What’s the biggest problem faced by Start-Ups and micro businesses?
Well, ask any accountant and they’ll tell you it’s generally the thorny issue of late payment. You may be fantastically good at what you do and have big plans for business expansion, but if bigger companies stall when it comes to paying for your services, then you’re going to find the going tough. But how tough is it really? Are micro businesses suffering because larger firms drag their heels when it comes to payment?
Well, new research by Intuit Quickbooks has found that UK micro businesses are owed nearly £17bn in outstanding payments.
The consequences of these late payments it claims is “stifling the growth” of the businesses which it believes are underpinning the nation’s economic recovery.

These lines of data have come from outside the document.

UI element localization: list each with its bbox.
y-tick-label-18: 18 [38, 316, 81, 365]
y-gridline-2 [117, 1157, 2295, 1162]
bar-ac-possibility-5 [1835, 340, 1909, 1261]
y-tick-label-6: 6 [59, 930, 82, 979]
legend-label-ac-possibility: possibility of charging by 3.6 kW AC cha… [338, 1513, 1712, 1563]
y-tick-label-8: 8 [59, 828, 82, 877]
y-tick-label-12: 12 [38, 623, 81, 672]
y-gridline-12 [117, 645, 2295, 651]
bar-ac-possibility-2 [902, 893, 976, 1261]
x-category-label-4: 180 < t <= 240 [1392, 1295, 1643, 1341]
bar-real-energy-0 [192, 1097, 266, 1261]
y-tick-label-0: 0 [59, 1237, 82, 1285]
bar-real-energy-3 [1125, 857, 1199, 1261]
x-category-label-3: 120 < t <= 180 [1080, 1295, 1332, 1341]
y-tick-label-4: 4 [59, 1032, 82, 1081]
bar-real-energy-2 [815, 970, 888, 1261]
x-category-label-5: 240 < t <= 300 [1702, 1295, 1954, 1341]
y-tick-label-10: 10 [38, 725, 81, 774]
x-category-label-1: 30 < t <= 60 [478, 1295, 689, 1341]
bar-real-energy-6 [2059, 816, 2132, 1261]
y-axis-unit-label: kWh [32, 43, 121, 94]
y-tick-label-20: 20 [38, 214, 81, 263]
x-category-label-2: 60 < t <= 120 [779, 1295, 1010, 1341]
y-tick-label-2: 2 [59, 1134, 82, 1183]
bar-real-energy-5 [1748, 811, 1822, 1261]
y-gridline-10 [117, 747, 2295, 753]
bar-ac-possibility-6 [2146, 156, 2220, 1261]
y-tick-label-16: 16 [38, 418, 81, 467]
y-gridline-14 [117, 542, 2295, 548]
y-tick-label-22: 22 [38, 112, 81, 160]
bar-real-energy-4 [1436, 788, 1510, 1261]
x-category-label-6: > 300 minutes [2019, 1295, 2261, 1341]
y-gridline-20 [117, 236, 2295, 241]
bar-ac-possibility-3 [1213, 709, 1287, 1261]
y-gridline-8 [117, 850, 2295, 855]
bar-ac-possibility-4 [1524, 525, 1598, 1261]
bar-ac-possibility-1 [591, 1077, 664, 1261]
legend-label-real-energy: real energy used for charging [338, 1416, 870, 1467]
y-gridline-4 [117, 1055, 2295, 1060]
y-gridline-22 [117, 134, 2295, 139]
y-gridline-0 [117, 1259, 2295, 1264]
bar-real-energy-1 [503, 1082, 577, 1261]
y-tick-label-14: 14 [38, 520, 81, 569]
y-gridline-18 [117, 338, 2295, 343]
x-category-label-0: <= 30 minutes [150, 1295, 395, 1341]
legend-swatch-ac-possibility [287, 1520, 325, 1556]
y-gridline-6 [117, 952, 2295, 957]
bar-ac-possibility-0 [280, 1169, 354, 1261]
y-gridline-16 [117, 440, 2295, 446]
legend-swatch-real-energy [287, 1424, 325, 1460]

The report, which surveyed 250 micro business owners – that is companies with one to 10 employees, found that the reluctance of bigger businesses to pay promptly is having a “major impact” on cash flow. How serious is the problem? Well Intuit’s figures confirmed the fears of most accountants. It claimed that almost a third 932% of micro business owners found the problem had got so serious that they were forced to take out loans or credit to pay suppliers and wages.
The problem was compounded because late payment also impacted on productivity, as micro business owners were forced to spend on average nearly 4 weeks (19 days) chasing outstanding invoices each year.
Micro businesses account for 96 per cent of all UK firms according to Intuit, and managing director, Rich Preece, fears the continuing late payment culture is ‘stopping entrepreneurs focusing on what really matters’. He said:
“When you’re putting out fires and jumping over hurdles on a daily basis, you don’t need the distraction of worrying about whether you’ve been paid in a timely manner for your products or services, so it’s disheartening to see the extent of the issue.”
“This isn’t just about late payments, it’s about expecting and facilitating payments much more quickly, and the impact this can have on the millions of very small firms across the UK.
“There’s major potential to dramatically improve micro businesses’ cash flow and save valuable time by making it easier for their customers to pay – particularly when the vast majority are more than happy to settle up immediately themselves when dealing with small businesses,” he added.